CDC Emergency Operations Center (EOC)

Emergency Operations Center

When CDC gets the call to assist in a public health emergency, the Emergency Operations Center (EOC) is ready to respond.

An EOC brings together highly trained experts and state-of-the-art technology to coordinate resources, information, and crisis and emergency risk communication to strengthen our nation’s ability to detect and respond to public health threats.

The EOC is managed by the Office of Readiness and Response’s (ORR) Division of Emergency Operations (DEO).

How we decide when to activate

Even when there is no specific public health threat, the EOC has dedicated staff monitoring information, helping to keep us safe 24/7.

The EOC may be notified about potential public health threats through its watch desk, which fields calls from the public, clinicians, and state and local authorities. Notification may also come via public health partner briefings, field operations intelligence, or a worldwide declaration of a Public Health Emergency of International Concern.

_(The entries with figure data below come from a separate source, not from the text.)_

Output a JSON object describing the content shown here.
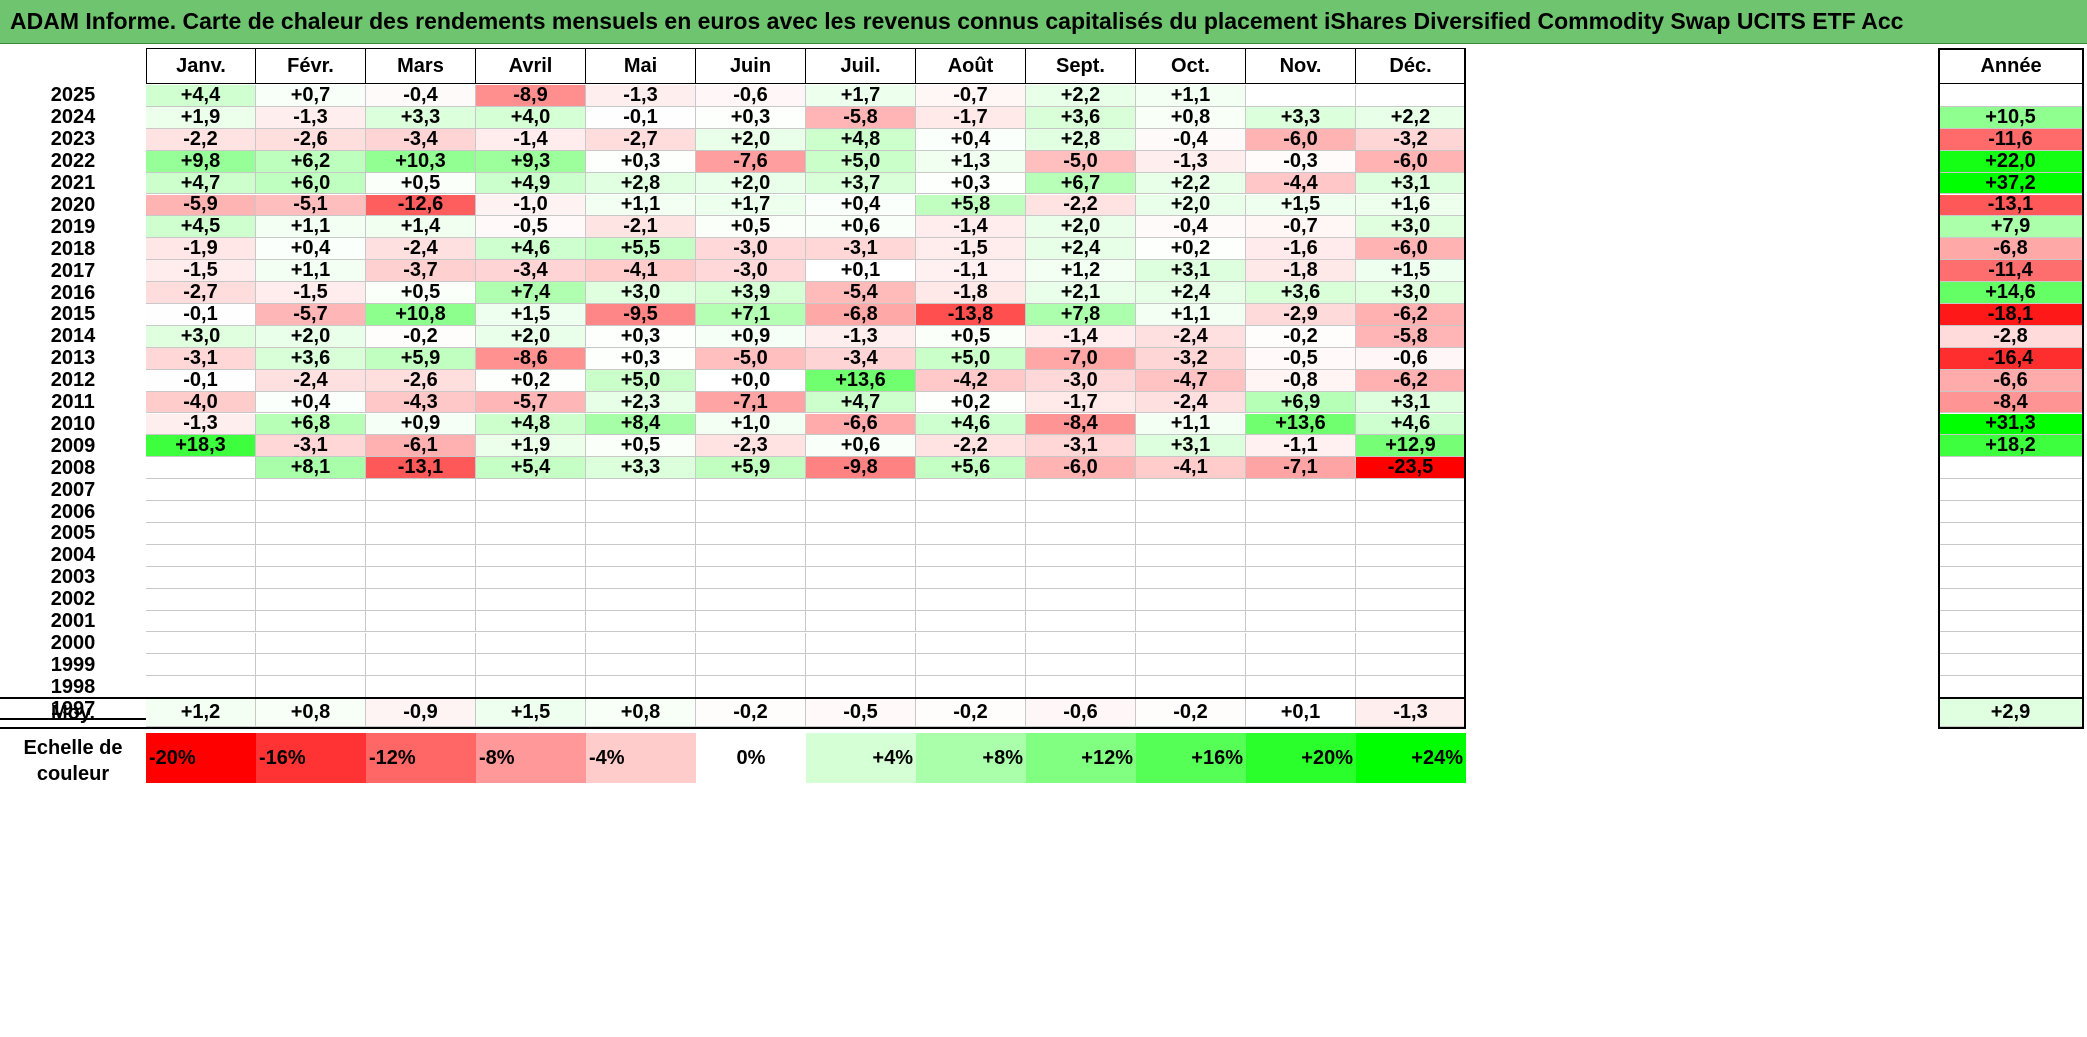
{
  "title": "ADAM Informe. Carte de chaleur des rendements mensuels en euros avec les revenus connus capitalisés du placement iShares Diversified Commodity Swap UCITS ETF Acc",
  "chart_data": {
    "type": "heatmap",
    "columns": [
      "Janv.",
      "Févr.",
      "Mars",
      "Avril",
      "Mai",
      "Juin",
      "Juil.",
      "Août",
      "Sept.",
      "Oct.",
      "Nov.",
      "Déc."
    ],
    "annual_header": "Année",
    "rows": [
      {
        "year": "2025",
        "months": [
          "+4,4",
          "+0,7",
          "-0,4",
          "-8,9",
          "-1,3",
          "-0,6",
          "+1,7",
          "-0,7",
          "+2,2",
          "+1,1",
          "",
          ""
        ],
        "annual": ""
      },
      {
        "year": "2024",
        "months": [
          "+1,9",
          "-1,3",
          "+3,3",
          "+4,0",
          "-0,1",
          "+0,3",
          "-5,8",
          "-1,7",
          "+3,6",
          "+0,8",
          "+3,3",
          "+2,2"
        ],
        "annual": "+10,5"
      },
      {
        "year": "2023",
        "months": [
          "-2,2",
          "-2,6",
          "-3,4",
          "-1,4",
          "-2,7",
          "+2,0",
          "+4,8",
          "+0,4",
          "+2,8",
          "-0,4",
          "-6,0",
          "-3,2"
        ],
        "annual": "-11,6"
      },
      {
        "year": "2022",
        "months": [
          "+9,8",
          "+6,2",
          "+10,3",
          "+9,3",
          "+0,3",
          "-7,6",
          "+5,0",
          "+1,3",
          "-5,0",
          "-1,3",
          "-0,3",
          "-6,0"
        ],
        "annual": "+22,0"
      },
      {
        "year": "2021",
        "months": [
          "+4,7",
          "+6,0",
          "+0,5",
          "+4,9",
          "+2,8",
          "+2,0",
          "+3,7",
          "+0,3",
          "+6,7",
          "+2,2",
          "-4,4",
          "+3,1"
        ],
        "annual": "+37,2"
      },
      {
        "year": "2020",
        "months": [
          "-5,9",
          "-5,1",
          "-12,6",
          "-1,0",
          "+1,1",
          "+1,7",
          "+0,4",
          "+5,8",
          "-2,2",
          "+2,0",
          "+1,5",
          "+1,6"
        ],
        "annual": "-13,1"
      },
      {
        "year": "2019",
        "months": [
          "+4,5",
          "+1,1",
          "+1,4",
          "-0,5",
          "-2,1",
          "+0,5",
          "+0,6",
          "-1,4",
          "+2,0",
          "-0,4",
          "-0,7",
          "+3,0"
        ],
        "annual": "+7,9"
      },
      {
        "year": "2018",
        "months": [
          "-1,9",
          "+0,4",
          "-2,4",
          "+4,6",
          "+5,5",
          "-3,0",
          "-3,1",
          "-1,5",
          "+2,4",
          "+0,2",
          "-1,6",
          "-6,0"
        ],
        "annual": "-6,8"
      },
      {
        "year": "2017",
        "months": [
          "-1,5",
          "+1,1",
          "-3,7",
          "-3,4",
          "-4,1",
          "-3,0",
          "+0,1",
          "-1,1",
          "+1,2",
          "+3,1",
          "-1,8",
          "+1,5"
        ],
        "annual": "-11,4"
      },
      {
        "year": "2016",
        "months": [
          "-2,7",
          "-1,5",
          "+0,5",
          "+7,4",
          "+3,0",
          "+3,9",
          "-5,4",
          "-1,8",
          "+2,1",
          "+2,4",
          "+3,6",
          "+3,0"
        ],
        "annual": "+14,6"
      },
      {
        "year": "2015",
        "months": [
          "-0,1",
          "-5,7",
          "+10,8",
          "+1,5",
          "-9,5",
          "+7,1",
          "-6,8",
          "-13,8",
          "+7,8",
          "+1,1",
          "-2,9",
          "-6,2"
        ],
        "annual": "-18,1"
      },
      {
        "year": "2014",
        "months": [
          "+3,0",
          "+2,0",
          "-0,2",
          "+2,0",
          "+0,3",
          "+0,9",
          "-1,3",
          "+0,5",
          "-1,4",
          "-2,4",
          "-0,2",
          "-5,8"
        ],
        "annual": "-2,8"
      },
      {
        "year": "2013",
        "months": [
          "-3,1",
          "+3,6",
          "+5,9",
          "-8,6",
          "+0,3",
          "-5,0",
          "-3,4",
          "+5,0",
          "-7,0",
          "-3,2",
          "-0,5",
          "-0,6"
        ],
        "annual": "-16,4"
      },
      {
        "year": "2012",
        "months": [
          "-0,1",
          "-2,4",
          "-2,6",
          "+0,2",
          "+5,0",
          "+0,0",
          "+13,6",
          "-4,2",
          "-3,0",
          "-4,7",
          "-0,8",
          "-6,2"
        ],
        "annual": "-6,6"
      },
      {
        "year": "2011",
        "months": [
          "-4,0",
          "+0,4",
          "-4,3",
          "-5,7",
          "+2,3",
          "-7,1",
          "+4,7",
          "+0,2",
          "-1,7",
          "-2,4",
          "+6,9",
          "+3,1"
        ],
        "annual": "-8,4"
      },
      {
        "year": "2010",
        "months": [
          "-1,3",
          "+6,8",
          "+0,9",
          "+4,8",
          "+8,4",
          "+1,0",
          "-6,6",
          "+4,6",
          "-8,4",
          "+1,1",
          "+13,6",
          "+4,6"
        ],
        "annual": "+31,3"
      },
      {
        "year": "2009",
        "months": [
          "+18,3",
          "-3,1",
          "-6,1",
          "+1,9",
          "+0,5",
          "-2,3",
          "+0,6",
          "-2,2",
          "-3,1",
          "+3,1",
          "-1,1",
          "+12,9"
        ],
        "annual": "+18,2"
      },
      {
        "year": "2008",
        "months": [
          "",
          "+8,1",
          "-13,1",
          "+5,4",
          "+3,3",
          "+5,9",
          "-9,8",
          "+5,6",
          "-6,0",
          "-4,1",
          "-7,1",
          "-23,5"
        ],
        "annual": ""
      },
      {
        "year": "2007",
        "months": [
          "",
          "",
          "",
          "",
          "",
          "",
          "",
          "",
          "",
          "",
          "",
          ""
        ],
        "annual": ""
      },
      {
        "year": "2006",
        "months": [
          "",
          "",
          "",
          "",
          "",
          "",
          "",
          "",
          "",
          "",
          "",
          ""
        ],
        "annual": ""
      },
      {
        "year": "2005",
        "months": [
          "",
          "",
          "",
          "",
          "",
          "",
          "",
          "",
          "",
          "",
          "",
          ""
        ],
        "annual": ""
      },
      {
        "year": "2004",
        "months": [
          "",
          "",
          "",
          "",
          "",
          "",
          "",
          "",
          "",
          "",
          "",
          ""
        ],
        "annual": ""
      },
      {
        "year": "2003",
        "months": [
          "",
          "",
          "",
          "",
          "",
          "",
          "",
          "",
          "",
          "",
          "",
          ""
        ],
        "annual": ""
      },
      {
        "year": "2002",
        "months": [
          "",
          "",
          "",
          "",
          "",
          "",
          "",
          "",
          "",
          "",
          "",
          ""
        ],
        "annual": ""
      },
      {
        "year": "2001",
        "months": [
          "",
          "",
          "",
          "",
          "",
          "",
          "",
          "",
          "",
          "",
          "",
          ""
        ],
        "annual": ""
      },
      {
        "year": "2000",
        "months": [
          "",
          "",
          "",
          "",
          "",
          "",
          "",
          "",
          "",
          "",
          "",
          ""
        ],
        "annual": ""
      },
      {
        "year": "1999",
        "months": [
          "",
          "",
          "",
          "",
          "",
          "",
          "",
          "",
          "",
          "",
          "",
          ""
        ],
        "annual": ""
      },
      {
        "year": "1998",
        "months": [
          "",
          "",
          "",
          "",
          "",
          "",
          "",
          "",
          "",
          "",
          "",
          ""
        ],
        "annual": ""
      },
      {
        "year": "1997",
        "months": [
          "",
          "",
          "",
          "",
          "",
          "",
          "",
          "",
          "",
          "",
          "",
          ""
        ],
        "annual": ""
      }
    ],
    "average": {
      "label": "Moy.",
      "months": [
        "+1,2",
        "+0,8",
        "-0,9",
        "+1,5",
        "+0,8",
        "-0,2",
        "-0,5",
        "-0,2",
        "-0,6",
        "-0,2",
        "+0,1",
        "-1,3"
      ],
      "annual": "+2,9"
    },
    "legend": {
      "label": "Echelle de couleur",
      "stops": [
        {
          "label": "-20%",
          "value": -20
        },
        {
          "label": "-16%",
          "value": -16
        },
        {
          "label": "-12%",
          "value": -12
        },
        {
          "label": "-8%",
          "value": -8
        },
        {
          "label": "-4%",
          "value": -4
        },
        {
          "label": "0%",
          "value": 0
        },
        {
          "label": "+4%",
          "value": 4
        },
        {
          "label": "+8%",
          "value": 8
        },
        {
          "label": "+12%",
          "value": 12
        },
        {
          "label": "+16%",
          "value": 16
        },
        {
          "label": "+20%",
          "value": 20
        },
        {
          "label": "+24%",
          "value": 24
        }
      ]
    },
    "colors": {
      "negative": "#ff0000",
      "neutral": "#ffffff",
      "positive": "#00ff00",
      "title_bar": "#6fc46f"
    }
  }
}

When DEO receives information about a potentially widespread threat—such as an increase in the incidence of a virus—a team of subject matter experts within DEO and across CDC gather to decide whether to activate the Incident Management System (IMS).

The team’s assessment is reported to the director of CPR, who then provides recommendations for action to the CDC director.

During an Emergency

During public health emergencies, staff in the CDC EOC:

  • Deploys scientific experts.
  • Coordinates delivery of supplies and equipment to the incident site.
  • Monitors response activities.
  • Provides resources to state and local public health departments.

The EOC has responded to more than 60 public health threats, including natural disasters (e.g., hurricanes), foodborne disease outbreaks, environmental emergencies (e.g., Deepwater Horizon Oil Spill), and disease outbreaks (e.g., Ebola, Zika virus, and COVID-19).

In addition, the IMS may activate for planned events (e.g., presidential inaugurations and Olympics taking place in the U.S.) to monitor for incidents that may affect the public’s health.

After an Emergency

Emergency response is a continuous process of planning, training, exercising, and evaluating.

After an event or an incident, CDC assesses what worked well, what could be improved, and prepares after action reports and improvement plans. Included in these reports are assessments of how well the response operations met objectives, recommendations for correcting gaps or weaknesses, and plans for improving response operations. ORR manages development of these reports.

Fast Facts
  • The CDC EOC is staffed 24 hours a day, 7 days a week, 365 days a year.
  • The 24,000-square-foot facility seats up to 230 people at a time.
  • The IMS has been activated continuously since December 2011, and, for the first time in its history, was activated for four concurrent public health emergencies in February and March 2016.
  • Between September 2001 and March 2020, CDC activated its IMS for more than 60 responses.
  • Approximately 4,000 CDC staff directly participated in the 2014 Ebola outbreak response, making it the largest response in CDC’s history.
  • Clinicians, state, and local health agencies, and the general public report potential public health threats to CDC through the EOC.
  • The Joint Information Center in the EOC coordinates risk communication strategy to develop messages that are timely, accurate, consistent, and actionable.
  • In 2018, CDC was reaccredited by the Emergency Management Accreditation Program for excellence in emergency management. Five years after initial accreditation, the agency remains the first federal public health organization to attain full accreditation.